A team of Harvard astronomers led by Li Zeng has recently showed that extrasolar planets which are between 2 to 4 times larger than Earth might have a large water percentage on their surface. These findings were shared during the Goldschmidt 2018 conference in Boston, Massachusets which took place on the 17th of August.
It was in 1992 that exoplanets were found orbiting around other stars. Since then, there was an increased interest in finding out what these planets were made of and whether they were able of sustaining life or not.
The Kepler Space Telescope from NASA teamed up with ESA’s Gaia satellite to provide new data to be analyzed. It seems that there are a lot of extrasolar planets which contain more than 50% water. This is incredible when we compare it to our Earth, which has only 0.02% water (when we consider its weight).
Dr Zeng stated how surprising it was to find out that such water-worlds exist and in such a big number too. So far, 4000 confirmed or candidate exoplanets were discovered. Many of them fall into one of two categories.
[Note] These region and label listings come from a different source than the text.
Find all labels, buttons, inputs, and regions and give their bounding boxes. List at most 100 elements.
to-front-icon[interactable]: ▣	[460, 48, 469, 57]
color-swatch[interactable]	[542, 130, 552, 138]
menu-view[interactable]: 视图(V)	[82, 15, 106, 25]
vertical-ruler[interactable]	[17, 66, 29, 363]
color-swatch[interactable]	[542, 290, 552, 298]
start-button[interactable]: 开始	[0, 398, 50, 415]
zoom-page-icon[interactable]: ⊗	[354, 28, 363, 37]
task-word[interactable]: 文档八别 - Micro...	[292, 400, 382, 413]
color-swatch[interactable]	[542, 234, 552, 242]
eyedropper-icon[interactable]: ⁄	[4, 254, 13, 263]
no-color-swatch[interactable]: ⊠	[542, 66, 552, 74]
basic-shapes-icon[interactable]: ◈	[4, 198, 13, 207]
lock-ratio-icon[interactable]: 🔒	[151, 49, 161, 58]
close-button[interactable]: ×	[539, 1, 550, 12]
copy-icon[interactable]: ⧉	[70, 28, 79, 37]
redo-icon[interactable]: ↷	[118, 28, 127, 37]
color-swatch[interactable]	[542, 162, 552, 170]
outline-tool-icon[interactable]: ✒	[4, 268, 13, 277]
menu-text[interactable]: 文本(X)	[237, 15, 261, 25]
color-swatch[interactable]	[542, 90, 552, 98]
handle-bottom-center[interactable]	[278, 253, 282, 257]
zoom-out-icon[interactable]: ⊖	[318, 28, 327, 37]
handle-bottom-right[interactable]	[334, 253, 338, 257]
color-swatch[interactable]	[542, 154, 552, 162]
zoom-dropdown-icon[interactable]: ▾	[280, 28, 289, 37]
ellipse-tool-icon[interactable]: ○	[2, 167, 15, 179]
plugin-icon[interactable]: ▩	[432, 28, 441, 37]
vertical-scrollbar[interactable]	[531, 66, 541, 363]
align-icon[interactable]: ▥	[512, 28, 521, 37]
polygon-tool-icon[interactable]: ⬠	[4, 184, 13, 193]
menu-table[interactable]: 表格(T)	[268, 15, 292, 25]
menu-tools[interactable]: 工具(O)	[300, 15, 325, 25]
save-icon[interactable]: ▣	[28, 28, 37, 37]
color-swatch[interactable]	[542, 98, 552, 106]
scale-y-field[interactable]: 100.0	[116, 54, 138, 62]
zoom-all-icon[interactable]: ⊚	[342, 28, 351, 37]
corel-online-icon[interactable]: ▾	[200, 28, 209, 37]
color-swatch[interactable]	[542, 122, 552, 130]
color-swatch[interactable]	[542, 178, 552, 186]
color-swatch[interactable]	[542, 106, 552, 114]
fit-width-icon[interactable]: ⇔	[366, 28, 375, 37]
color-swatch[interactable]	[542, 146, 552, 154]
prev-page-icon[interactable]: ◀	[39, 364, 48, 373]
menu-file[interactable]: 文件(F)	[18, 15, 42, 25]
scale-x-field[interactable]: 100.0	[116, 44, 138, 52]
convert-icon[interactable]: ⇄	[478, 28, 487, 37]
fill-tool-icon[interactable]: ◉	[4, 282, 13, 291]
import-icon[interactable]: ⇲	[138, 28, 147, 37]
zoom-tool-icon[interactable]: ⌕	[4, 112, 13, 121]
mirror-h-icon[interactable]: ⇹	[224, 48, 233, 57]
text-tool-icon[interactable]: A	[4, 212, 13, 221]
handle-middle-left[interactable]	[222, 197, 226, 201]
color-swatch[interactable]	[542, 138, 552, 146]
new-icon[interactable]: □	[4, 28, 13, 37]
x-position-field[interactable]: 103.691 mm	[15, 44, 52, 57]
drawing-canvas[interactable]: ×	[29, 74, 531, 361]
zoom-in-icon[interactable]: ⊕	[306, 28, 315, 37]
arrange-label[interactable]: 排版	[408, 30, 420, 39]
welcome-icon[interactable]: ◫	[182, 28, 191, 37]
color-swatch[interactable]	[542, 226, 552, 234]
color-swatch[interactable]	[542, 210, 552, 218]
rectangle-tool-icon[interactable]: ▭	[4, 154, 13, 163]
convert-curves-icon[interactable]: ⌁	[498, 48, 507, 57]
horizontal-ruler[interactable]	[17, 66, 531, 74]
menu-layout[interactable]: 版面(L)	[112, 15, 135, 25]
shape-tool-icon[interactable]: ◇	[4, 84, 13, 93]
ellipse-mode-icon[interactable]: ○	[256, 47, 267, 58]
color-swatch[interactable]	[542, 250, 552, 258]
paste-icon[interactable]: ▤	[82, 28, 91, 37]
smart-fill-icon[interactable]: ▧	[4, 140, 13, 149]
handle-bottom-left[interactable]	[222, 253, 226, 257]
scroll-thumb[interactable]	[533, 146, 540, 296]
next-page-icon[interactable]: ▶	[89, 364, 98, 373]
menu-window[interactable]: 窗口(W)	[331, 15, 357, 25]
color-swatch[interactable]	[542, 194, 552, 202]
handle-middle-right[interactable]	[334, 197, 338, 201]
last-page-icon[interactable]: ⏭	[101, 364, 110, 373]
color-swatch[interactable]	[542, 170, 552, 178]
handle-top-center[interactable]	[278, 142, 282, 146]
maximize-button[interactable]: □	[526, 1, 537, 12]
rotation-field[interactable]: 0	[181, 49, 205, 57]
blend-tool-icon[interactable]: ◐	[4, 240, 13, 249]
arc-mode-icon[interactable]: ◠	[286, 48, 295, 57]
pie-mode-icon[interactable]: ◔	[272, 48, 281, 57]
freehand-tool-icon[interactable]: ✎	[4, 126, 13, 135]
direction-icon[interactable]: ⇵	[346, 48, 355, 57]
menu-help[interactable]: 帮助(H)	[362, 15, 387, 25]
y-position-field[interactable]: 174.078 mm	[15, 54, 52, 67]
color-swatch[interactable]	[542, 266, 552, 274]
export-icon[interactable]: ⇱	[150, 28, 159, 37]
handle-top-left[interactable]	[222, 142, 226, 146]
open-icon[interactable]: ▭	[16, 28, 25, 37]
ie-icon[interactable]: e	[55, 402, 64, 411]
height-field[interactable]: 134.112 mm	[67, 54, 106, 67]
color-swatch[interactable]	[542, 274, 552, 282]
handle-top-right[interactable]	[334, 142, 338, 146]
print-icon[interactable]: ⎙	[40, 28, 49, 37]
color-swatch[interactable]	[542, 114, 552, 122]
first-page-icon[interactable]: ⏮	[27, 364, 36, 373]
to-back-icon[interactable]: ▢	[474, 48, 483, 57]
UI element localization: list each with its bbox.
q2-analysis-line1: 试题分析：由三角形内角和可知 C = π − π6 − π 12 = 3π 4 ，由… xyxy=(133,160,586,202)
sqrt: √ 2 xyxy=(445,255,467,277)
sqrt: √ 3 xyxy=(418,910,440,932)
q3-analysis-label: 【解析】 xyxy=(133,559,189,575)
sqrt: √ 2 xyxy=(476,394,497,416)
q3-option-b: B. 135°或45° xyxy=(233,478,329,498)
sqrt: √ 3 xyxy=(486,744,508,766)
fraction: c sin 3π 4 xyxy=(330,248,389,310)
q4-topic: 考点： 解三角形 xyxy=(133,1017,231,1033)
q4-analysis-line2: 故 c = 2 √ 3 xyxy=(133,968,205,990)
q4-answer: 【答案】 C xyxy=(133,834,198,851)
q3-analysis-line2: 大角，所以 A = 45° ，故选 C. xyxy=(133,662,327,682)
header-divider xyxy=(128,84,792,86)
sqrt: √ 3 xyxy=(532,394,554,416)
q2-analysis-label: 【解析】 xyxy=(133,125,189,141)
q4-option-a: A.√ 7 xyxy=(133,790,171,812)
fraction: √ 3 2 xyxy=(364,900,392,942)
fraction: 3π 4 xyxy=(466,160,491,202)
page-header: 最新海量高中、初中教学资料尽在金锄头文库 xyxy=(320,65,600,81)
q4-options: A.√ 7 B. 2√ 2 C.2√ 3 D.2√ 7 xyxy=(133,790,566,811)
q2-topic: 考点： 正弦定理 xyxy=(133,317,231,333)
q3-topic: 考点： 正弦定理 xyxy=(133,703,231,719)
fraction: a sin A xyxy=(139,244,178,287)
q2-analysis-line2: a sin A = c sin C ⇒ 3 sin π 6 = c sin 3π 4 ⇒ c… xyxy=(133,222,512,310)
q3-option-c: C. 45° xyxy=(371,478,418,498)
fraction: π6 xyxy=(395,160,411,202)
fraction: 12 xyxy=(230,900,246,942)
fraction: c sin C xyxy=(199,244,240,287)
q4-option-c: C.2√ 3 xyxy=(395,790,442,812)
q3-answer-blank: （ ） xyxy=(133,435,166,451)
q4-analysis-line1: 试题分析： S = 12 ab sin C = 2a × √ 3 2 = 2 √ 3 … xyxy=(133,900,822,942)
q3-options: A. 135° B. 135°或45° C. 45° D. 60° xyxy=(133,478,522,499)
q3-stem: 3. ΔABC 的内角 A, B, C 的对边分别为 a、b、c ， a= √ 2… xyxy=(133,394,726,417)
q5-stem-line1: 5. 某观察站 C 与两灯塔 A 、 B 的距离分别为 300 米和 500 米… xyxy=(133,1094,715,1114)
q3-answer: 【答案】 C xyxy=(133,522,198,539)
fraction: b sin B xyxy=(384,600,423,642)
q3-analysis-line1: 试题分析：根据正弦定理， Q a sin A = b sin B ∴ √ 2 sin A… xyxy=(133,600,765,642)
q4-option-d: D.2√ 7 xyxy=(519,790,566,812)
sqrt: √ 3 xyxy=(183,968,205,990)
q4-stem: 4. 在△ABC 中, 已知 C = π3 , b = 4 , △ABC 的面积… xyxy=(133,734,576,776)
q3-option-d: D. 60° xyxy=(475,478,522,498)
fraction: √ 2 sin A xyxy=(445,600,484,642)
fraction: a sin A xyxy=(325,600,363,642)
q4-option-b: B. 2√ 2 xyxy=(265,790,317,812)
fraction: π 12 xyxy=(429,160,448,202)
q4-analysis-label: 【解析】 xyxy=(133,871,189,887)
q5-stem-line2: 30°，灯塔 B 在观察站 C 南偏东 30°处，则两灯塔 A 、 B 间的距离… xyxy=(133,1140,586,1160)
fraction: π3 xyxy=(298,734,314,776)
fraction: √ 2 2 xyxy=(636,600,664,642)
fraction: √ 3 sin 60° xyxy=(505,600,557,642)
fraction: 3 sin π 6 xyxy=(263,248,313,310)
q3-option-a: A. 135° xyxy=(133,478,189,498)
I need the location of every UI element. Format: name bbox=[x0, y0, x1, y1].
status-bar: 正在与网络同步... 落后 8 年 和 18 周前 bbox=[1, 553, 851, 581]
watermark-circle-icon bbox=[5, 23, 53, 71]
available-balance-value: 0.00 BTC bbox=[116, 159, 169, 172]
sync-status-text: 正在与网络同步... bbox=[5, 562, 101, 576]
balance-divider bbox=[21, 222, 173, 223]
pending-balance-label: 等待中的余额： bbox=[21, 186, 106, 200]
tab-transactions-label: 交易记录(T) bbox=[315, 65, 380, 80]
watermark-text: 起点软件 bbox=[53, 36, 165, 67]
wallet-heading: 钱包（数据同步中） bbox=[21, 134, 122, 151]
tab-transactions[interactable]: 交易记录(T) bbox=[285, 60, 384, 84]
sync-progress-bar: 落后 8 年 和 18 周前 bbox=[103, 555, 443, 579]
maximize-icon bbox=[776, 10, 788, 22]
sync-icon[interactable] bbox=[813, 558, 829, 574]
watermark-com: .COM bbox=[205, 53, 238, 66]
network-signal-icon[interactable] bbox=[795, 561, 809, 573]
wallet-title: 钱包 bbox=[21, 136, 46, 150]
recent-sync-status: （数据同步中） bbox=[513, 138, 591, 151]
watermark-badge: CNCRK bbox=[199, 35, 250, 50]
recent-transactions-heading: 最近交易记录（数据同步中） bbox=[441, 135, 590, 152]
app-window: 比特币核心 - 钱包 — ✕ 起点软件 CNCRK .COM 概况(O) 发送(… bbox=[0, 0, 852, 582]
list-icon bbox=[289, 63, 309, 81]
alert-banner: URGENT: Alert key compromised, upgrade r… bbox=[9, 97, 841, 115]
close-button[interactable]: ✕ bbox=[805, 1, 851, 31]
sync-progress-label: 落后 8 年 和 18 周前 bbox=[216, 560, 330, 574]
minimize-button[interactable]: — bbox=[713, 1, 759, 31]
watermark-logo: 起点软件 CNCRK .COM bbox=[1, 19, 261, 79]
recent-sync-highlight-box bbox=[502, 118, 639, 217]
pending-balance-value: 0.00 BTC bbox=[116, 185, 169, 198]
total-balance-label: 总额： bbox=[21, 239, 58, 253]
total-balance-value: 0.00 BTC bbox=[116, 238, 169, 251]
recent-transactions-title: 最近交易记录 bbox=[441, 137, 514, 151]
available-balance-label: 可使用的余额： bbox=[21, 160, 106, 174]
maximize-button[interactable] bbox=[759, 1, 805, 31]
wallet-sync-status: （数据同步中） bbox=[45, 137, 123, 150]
Both are compared to Earth: the first one includes a planetary radius 1.5 bigger than the Earths, while for the second one a 2.5 degree of comparison was used.
This team of scientists concluded that the first category consists of mostly rocky planets while the second one is filled with water-worlds. While water is definitely there, don’t expect it to be as it is present here, on our planet. That’s because the temperature on these planets varies between 200 to 500 degrees Celsius.
This means that water is mostly present in its gaseous state, only a thin liquid layer being present on their surface. Deeper into the planet we would find high-pressure ice formations before we come across the planet’s core.